I will exalt you, Lord, for you rescued me.
You refused to let my enemies triumph over me.
O Lord my God, I cried to you for help,
and you restored my health.
You brought me up from the grave, O Lord.
You kept me from falling into the pit of death.
Sing to the Lord, all you godly ones!
Praise his holy name.
For his anger lasts only a moment,
but his favor lasts a lifetime!
Weeping may last through the night,
but joy comes with the morning.
When I was prosperous, I said,
“Nothing can stop me now!”
Your favor, O Lord, made me as secure as a mountain.
Then you turned away from me, and I was shattered.
I cried out to you, O Lord.
I begged the Lord for mercy, saying,
“What will you gain if I die,
if I sink into the grave?
Can my dust praise you?
Can it tell of your faithfulness?
Hear me, Lord, and have mercy on me.
Help me, O Lord.”
You have turned my mourning into joyful dancing.
You have taken away my clothes of mourning and clothed me with joy,
that I might sing praises to you and not be silent.
O Lord my God, I will give you thanks forever! (New Living Translation)
Life is not only full of the tears which give way to joy; a great deal of life is learning to move through our grief and transform the pain into something beautiful.
Hard circumstances make us either better or bitter.
The psalmist, King David, had his share of adversity, difficulty, and distress. The youngest of seven sons, David was something like the runt of the litter. He was given the grunt work that nobody else wanted to do, since he was the lowest person in the household.
So, off to the fields he went, shepherding the sheep, dealing with hot days and cold nights, fighting off predators, and keeping the sheep healthy and safe. Yet out there where no one was looking, God was watching. And the Lord was developing within David the very qualities needed to one day rule over all Israel and Judah.
Even in-between becoming a member of the king’s court and becoming king himself, David’s life was mostly characterized by misunderstanding and being victimized. In other words, David had intimate first-hand experience of terrible sorrow, buckets of tears, and stress-filled anxiety. Through it all, he did not become bitter. Instead, David learned to transform his mourning to joy.

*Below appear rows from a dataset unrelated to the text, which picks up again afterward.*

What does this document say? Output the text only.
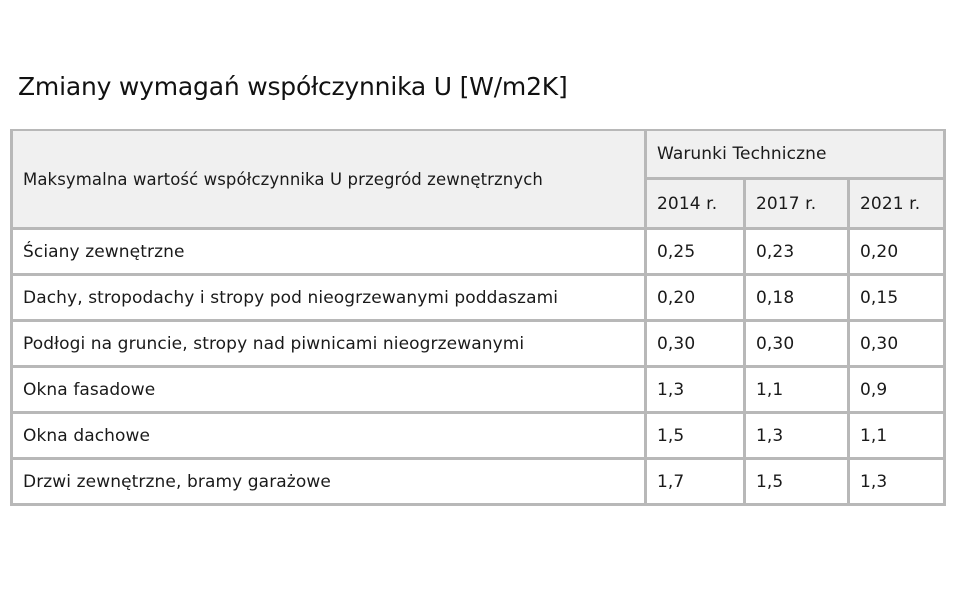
Zmiany wymagań współczynnika U [W/m2K]
Maksymalna wartość współczynnika U przegród zewnętrznych	Warunki Techniczne		
	2014 r.	2017 r.	2021 r.
Ściany zewnętrzne	0,25	0,23	0,20
Dachy, stropodachy i stropy pod nieogrzewanymi poddaszami	0,20	0,18	0,15
Podłogi na gruncie, stropy nad piwnicami nieogrzewanymi	0,30	0,30	0,30
Okna fasadowe	1,3	1,1	0,9
Okna dachowe	1,5	1,3	1,1
Drzwi zewnętrzne, bramy garażowe	1,7	1,5	1,3
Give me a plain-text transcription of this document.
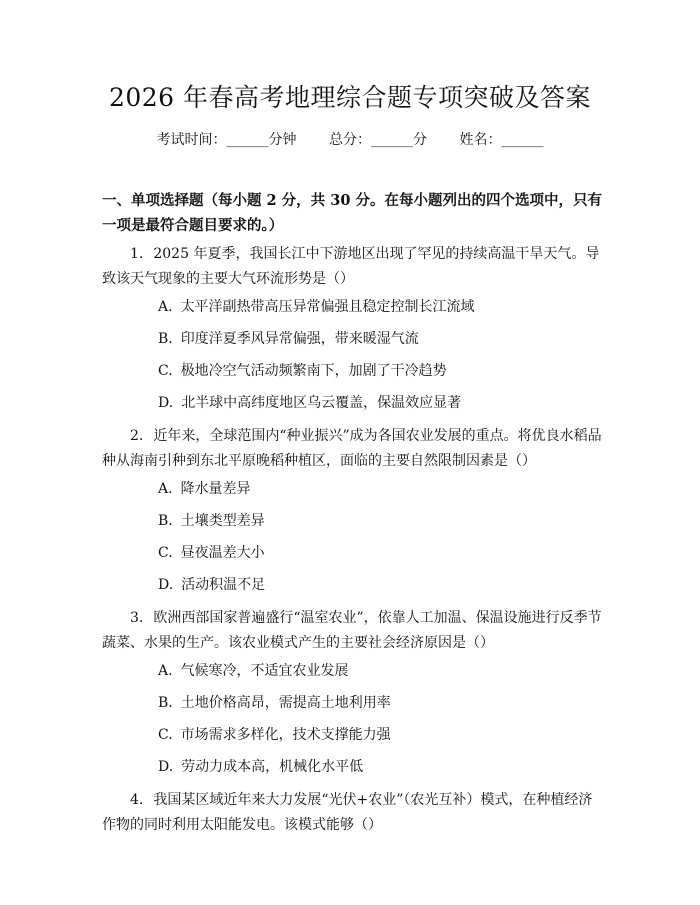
2026 年春高考地理综合题专项突破及答案
考试时间：______分钟 总分：______分 姓名：______
一、单项选择题（每小题 2 分，共 30 分。在每小题列出的四个选项中，只有一项是最符合题目要求的。）
1. 2025 年夏季，我国长江中下游地区出现了罕见的持续高温干旱天气。导致该天气现象的主要大气环流形势是（）
A. 太平洋副热带高压异常偏强且稳定控制长江流域
B. 印度洋夏季风异常偏强，带来暖湿气流
C. 极地冷空气活动频繁南下，加剧了干冷趋势
D. 北半球中高纬度地区乌云覆盖，保温效应显著
2. 近年来，全球范围内“种业振兴”成为各国农业发展的重点。将优良水稻品种从海南引种到东北平原晚稻种植区，面临的主要自然限制因素是（）
A. 降水量差异
B. 土壤类型差异
C. 昼夜温差大小
D. 活动积温不足
3. 欧洲西部国家普遍盛行“温室农业”，依靠人工加温、保温设施进行反季节蔬菜、水果的生产。该农业模式产生的主要社会经济原因是（）
A. 气候寒冷，不适宜农业发展
B. 土地价格高昂，需提高土地利用率
C. 市场需求多样化，技术支撑能力强
D. 劳动力成本高，机械化水平低
4. 我国某区域近年来大力发展“光伏+农业”（农光互补）模式，在种植经济作物的同时利用太阳能发电。该模式能够（）
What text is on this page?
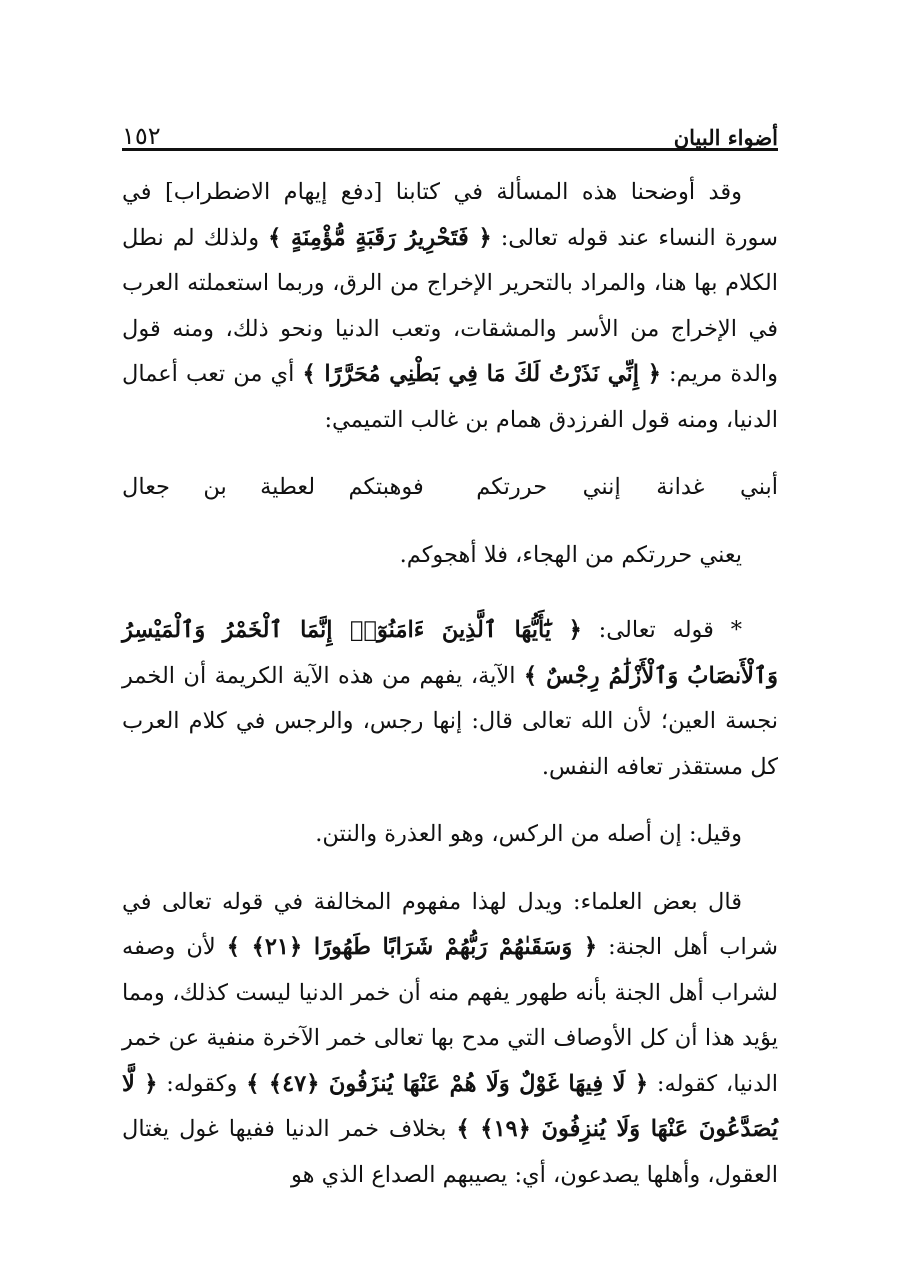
١٥٢	أضواء البيان

وقد أوضحنا هذه المسألة في كتابنا [دفع إيهام الاضطراب] في سورة النساء عند قوله تعالى: ﴿ فَتَحْرِيرُ رَقَبَةٍ مُّؤْمِنَةٍ ﴾ ولذلك لم نطل الكلام بها هنا، والمراد بالتحرير الإخراج من الرق، وربما استعملته العرب في الإخراج من الأسر والمشقات، وتعب الدنيا ونحو ذلك، ومنه قول والدة مريم: ﴿ إِنِّي نَذَرْتُ لَكَ مَا فِي بَطْنِي مُحَرَّرًا ﴾ أي من تعب أعمال الدنيا، ومنه قول الفرزدق همام بن غالب التميمي:

أبني غدانة إنني حررتكم
فوهبتكم لعطية بن جعال

يعني حررتكم من الهجاء، فلا أهجوكم.

* قوله تعالى: ﴿ يَٰٓأَيُّهَا ٱلَّذِينَ ءَامَنُوٓا۟ إِنَّمَا ٱلْخَمْرُ وَٱلْمَيْسِرُ وَٱلْأَنصَابُ وَٱلْأَزْلَٰمُ رِجْسٌ ﴾ الآية، يفهم من هذه الآية الكريمة أن الخمر نجسة العين؛ لأن الله تعالى قال: إنها رجس، والرجس في كلام العرب كل مستقذر تعافه النفس.

وقيل: إن أصله من الركس، وهو العذرة والنتن.

قال بعض العلماء: ويدل لهذا مفهوم المخالفة في قوله تعالى في شراب أهل الجنة: ﴿ وَسَقَىٰهُمْ رَبُّهُمْ شَرَابًا طَهُورًا ﴿٢١﴾ ﴾ لأن وصفه لشراب أهل الجنة بأنه طهور يفهم منه أن خمر الدنيا ليست كذلك، ومما يؤيد هذا أن كل الأوصاف التي مدح بها تعالى خمر الآخرة منفية عن خمر الدنيا، كقوله: ﴿ لَا فِيهَا غَوْلٌ وَلَا هُمْ عَنْهَا يُنزَفُونَ ﴿٤٧﴾ ﴾ وكقوله: ﴿ لَّا يُصَدَّعُونَ عَنْهَا وَلَا يُنزِفُونَ ﴿١٩﴾ ﴾ بخلاف خمر الدنيا ففيها غول يغتال العقول، وأهلها يصدعون، أي: يصيبهم الصداع الذي هو
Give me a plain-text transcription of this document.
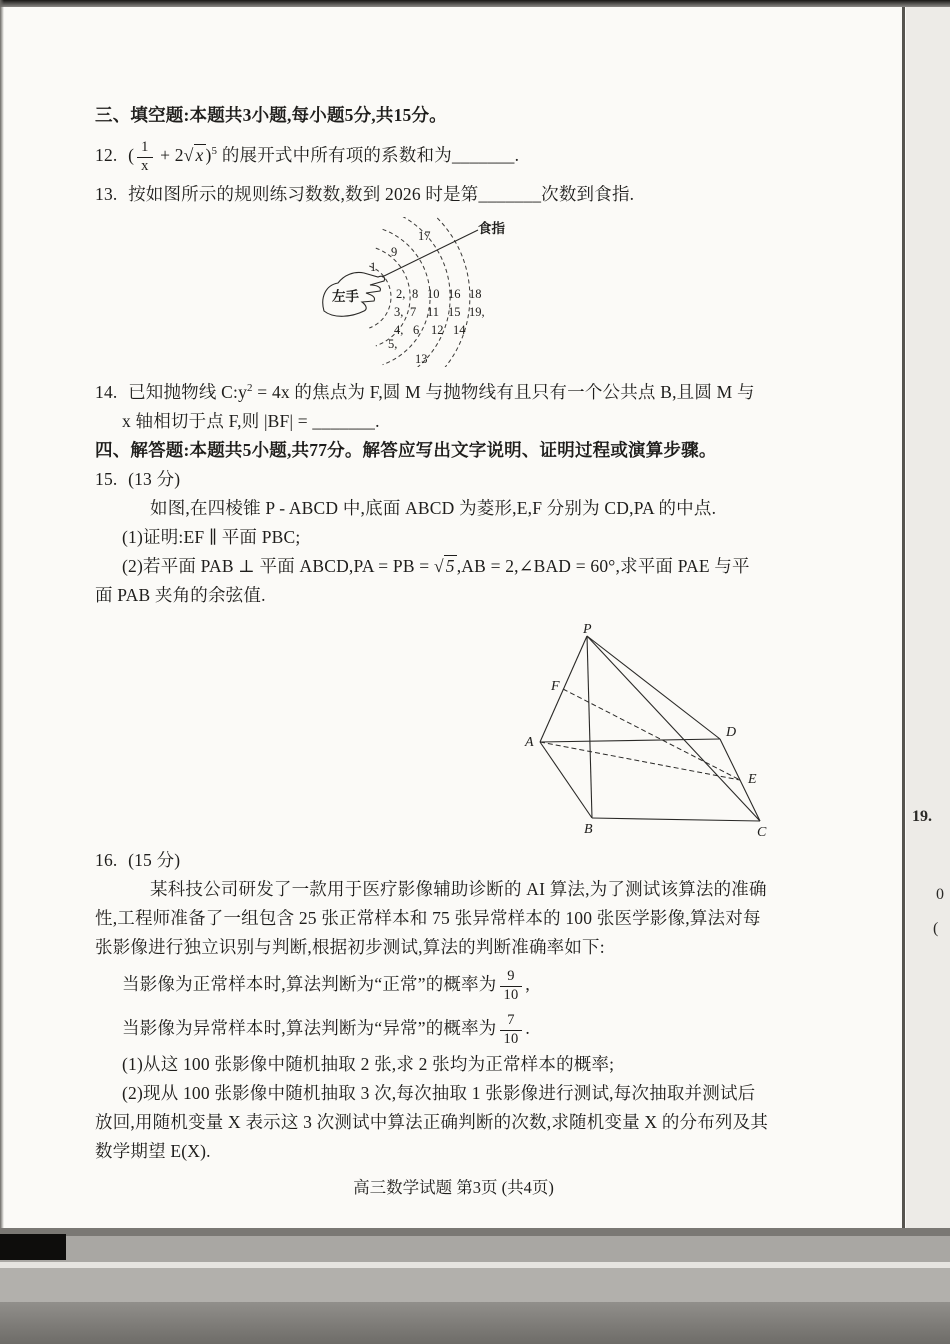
三、填空题:本题共3小题,每小题5分,共15分。
12. ( $\frac{1}{x} + 2√$ x )$^5$ 的展开式中所有项的系数和为_______.
13. 按如图所示的规则练习数数,数到 2026 时是第_______次数到食指.
食指
左手
17
9
1
2, 8 10 16 18
3, 7 11 15 19,
4, 6 12 14
5,
13
14. 已知抛物线 $C:y^2 = 4x$ 的焦点为 F,圆 M 与抛物线有且只有一个公共点 B,且圆 M 与
x 轴相切于点 F,则 |BF| = _______.
四、解答题:本题共5小题,共77分。解答应写出文字说明、证明过程或演算步骤。
15. (13 分)
如图,在四棱锥 P - ABCD 中,底面 ABCD 为菱形,E,F 分别为 CD,PA 的中点.
(1)证明:EF ∥ 平面 PBC;
(2)若平面 PAB ⊥ 平面 ABCD,PA = PB = √ 5 ,AB = 2,∠BAD = 60°,求平面 PAE 与平
面 PAB 夹角的余弦值.
P
F
A
D
E
B	C
16. (15 分)
某科技公司研发了一款用于医疗影像辅助诊断的 AI 算法,为了测试该算法的准确
性,工程师准备了一组包含 25 张正常样本和 75 张异常样本的 100 张医学影像,算法对每
张影像进行独立识别与判断,根据初步测试,算法的判断准确率如下:
当影像为正常样本时,算法判断为“正常”的概率为 $\frac{9}{10}$ ,
当影像为异常样本时,算法判断为“异常”的概率为 $\frac{7}{10}$ .
(1)从这 100 张影像中随机抽取 2 张,求 2 张均为正常样本的概率;
(2)现从 100 张影像中随机抽取 3 次,每次抽取 1 张影像进行测试,每次抽取并测试后
放回,用随机变量 X 表示这 3 次测试中算法正确判断的次数,求随机变量 X 的分布列及其
数学期望 E(X).
高三数学试题 第3页 (共4页)
19.
0
(
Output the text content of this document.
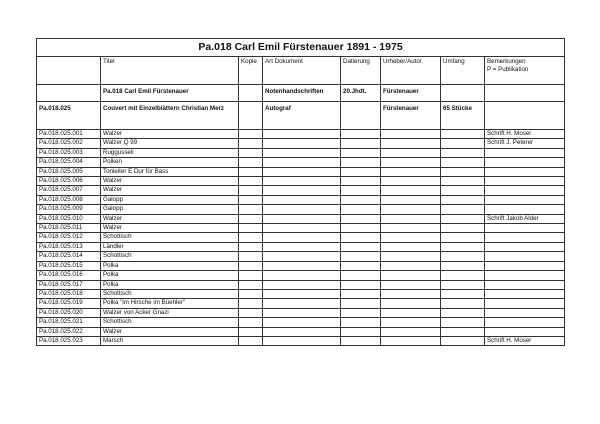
Pa.018 Carl Emil Fürstenauer 1891 - 1975							
	Titel	Kopie	Art Dokument	Datierung	Urheber/Autor	Umfang	Bemerkungen
P = Publikation

	Pa.018 Carl Emil Fürstenauer		Notenhandschriften	20.Jhdt.	Fürstenauer		
Pa.018.025	Couvert mit Einzelblättern Christian Merz		Autograf		Fürstenauer	65 Stücke	
Pa.018.025.001	Walzer						Schrift H. Moser
Pa.018.025.002	Walzer Q 99						Schrift J. Peterer
Pa.018.025.003	Ruggusseli						
Pa.018.025.004	Polken						
Pa.018.025.005	Tonleiter E Dur für Bass						
Pa.018.025.006	Walzer						
Pa.018.025.007	Walzer						
Pa.018.025.008	Galopp						
Pa.018.025.009	Galopp						
Pa.018.025.010	Walzer						Schrift Jakob Alder
Pa.018.025.011	Walzer						
Pa.018.025.012	Schottisch						
Pa.018.025.013	Ländler						
Pa.018.025.014	Schottisch						
Pa.018.025.015	Polka						
Pa.018.025.016	Polka						
Pa.018.025.017	Polka						
Pa.018.025.018	Schottisch						
Pa.018.025.019	Polka "im Hirsche im Büehler"						
Pa.018.025.020	Walzer von Acker Gnazi						
Pa.018.025.021	Schottisch						
Pa.018.025.022	Walzer						
Pa.018.025.023	Marsch						Schrift H. Moser
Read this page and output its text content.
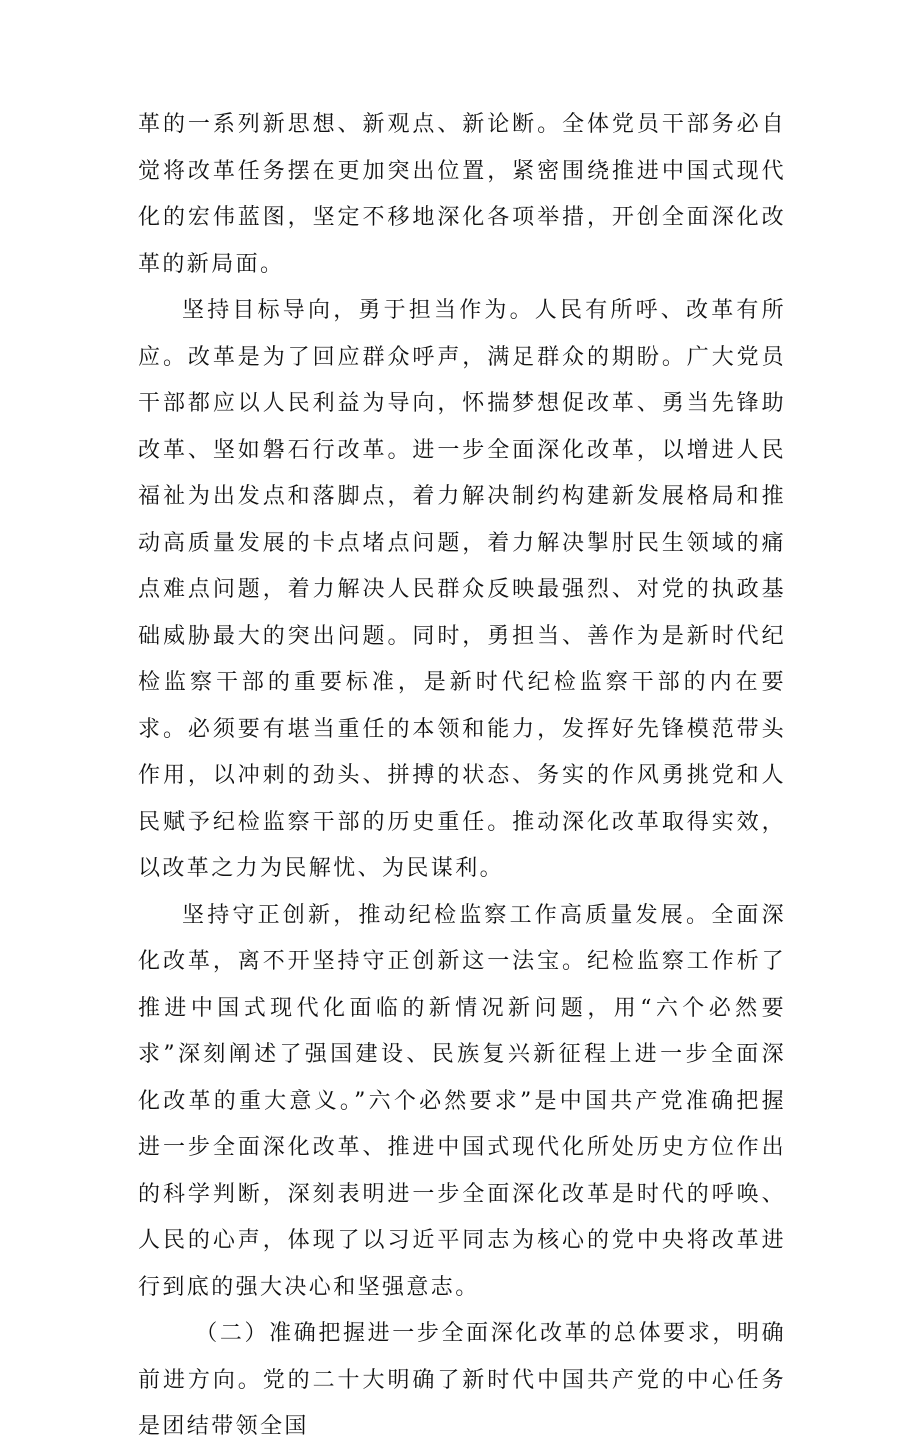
革的一系列新思想、新观点、新论断。全体党员干部务必自觉将改革任务摆在更加突出位置，紧密围绕推进中国式现代化的宏伟蓝图，坚定不移地深化各项举措，开创全面深化改革的新局面。

坚持目标导向，勇于担当作为。人民有所呼、改革有所应。改革是为了回应群众呼声，满足群众的期盼。广大党员干部都应以人民利益为导向，怀揣梦想促改革、勇当先锋助改革、坚如磐石行改革。进一步全面深化改革，以增进人民福祉为出发点和落脚点，着力解决制约构建新发展格局和推动高质量发展的卡点堵点问题，着力解决掣肘民生领域的痛点难点问题，着力解决人民群众反映最强烈、对党的执政基础威胁最大的突出问题。同时，勇担当、善作为是新时代纪检监察干部的重要标准，是新时代纪检监察干部的内在要求。必须要有堪当重任的本领和能力，发挥好先锋模范带头作用，以冲刺的劲头、拼搏的状态、务实的作风勇挑党和人民赋予纪检监察干部的历史重任。推动深化改革取得实效，以改革之力为民解忧、为民谋利。

坚持守正创新，推动纪检监察工作高质量发展。全面深化改革，离不开坚持守正创新这一法宝。纪检监察工作析了推进中国式现代化面临的新情况新问题，用“六个必然要求”深刻阐述了强国建设、民族复兴新征程上进一步全面深化改革的重大意义。”六个必然要求”是中国共产党准确把握进一步全面深化改革、推进中国式现代化所处历史方位作出的科学判断，深刻表明进一步全面深化改革是时代的呼唤、人民的心声，体现了以习近平同志为核心的党中央将改革进行到底的强大决心和坚强意志。

（二）准确把握进一步全面深化改革的总体要求，明确前进方向。党的二十大明确了新时代中国共产党的中心任务是团结带领全国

Many persons, having experienced the sort of things David of old did, come through their difficulties and adversity with a hard heart. They end up hurting people, just like they were hurt. Their verbal and physical acts of violence betray their inability to turn pain into something useful.
So, what makes the difference between those who experience the same sorts of painful events, yet go in the different directions of caring or harming?
I believe the twentieth-century Trappist monk, Thomas Merton, understood the true source of violence and non-violence…
“There is a pervasive form of contemporary violence to which the idealist most easily succumbs: activism and overwork. The rush and pressure of modern life are a form, perhaps the most common form, of its innate violence. To allow oneself to be carried away by a multitude of conflicting concerns, to surrender to too many demands, to commit oneself to too many projects, to want to help everyone in everything, is to succumb to violence. The frenzy of our activism neutralizes our work for peace. It destroys our own inner capacity for peace. It destroys the fruitfulness of our own work, because it kills the root of inner wisdom which makes work fruitful.”
Thomas Merton, Conjectures of a Guilty Bystander
Merton rightly discerned that the false self (the self we project to others and try to maintain as real) is in fact the source of violence – specifically, the false self’s need to gratify impulses for power and control, affection and esteem, security and safety, at all costs.
However, we do not find ourselves in those ways. The cultivation of solitude, silence, and contemplation are non-violent practices which organically produce non-violent ways of being in the world. Those were the very practices which characterized David’s early life as a shepherd.
It’s what we do when no one is watching, and nobody is around, that makes the difference. Our way of being in the world is determined by the way we are with ourselves when we are alone.
How you are, matters.
“If we do not transform our pain, we will most assuredly transmit it.”
Richard Rohr
We need to be present to our pain, to pay attention to it. Our hurts don’t simply vanish if we ignore them, try to go around them, or seek quick fixes to them. The pain is still there, and over time, becomes gangrene of the soul.
Instead, we must dare to go to the unexplored territory of the inner person, to confront and contend with our inner turmoil and be open to hearing from it.
“The endurance of darkness is the preparation for great light.”
St. John of the Cross
Today, like every day, we have the opportunity and even responsibility to bring our whole selves, pain included, to the relationships we have, the work we do, and everywhere we go. The world not only needs our skills and abilities; it needs us.
The path to joy isn’t through perfect circumstances and having all our wants satisfied; joy comes after a season of darkness with all it’s sobbing, tears, and wondering. As we become more comfortable with the shadowy places of our lives, the more open we become to transforming our pain to a beauty which blesses the world.
O God, you are my God, and I will praise you, whether at night’s inky blackness, or in the day’s bright sunshine of happiness. As I endure each difficult situation, help me to see it’s transformative power and it’s potential to make me a better and more godly person, through Jesus Christ my Lord, in the enablement of the Holy Spirit. Amen.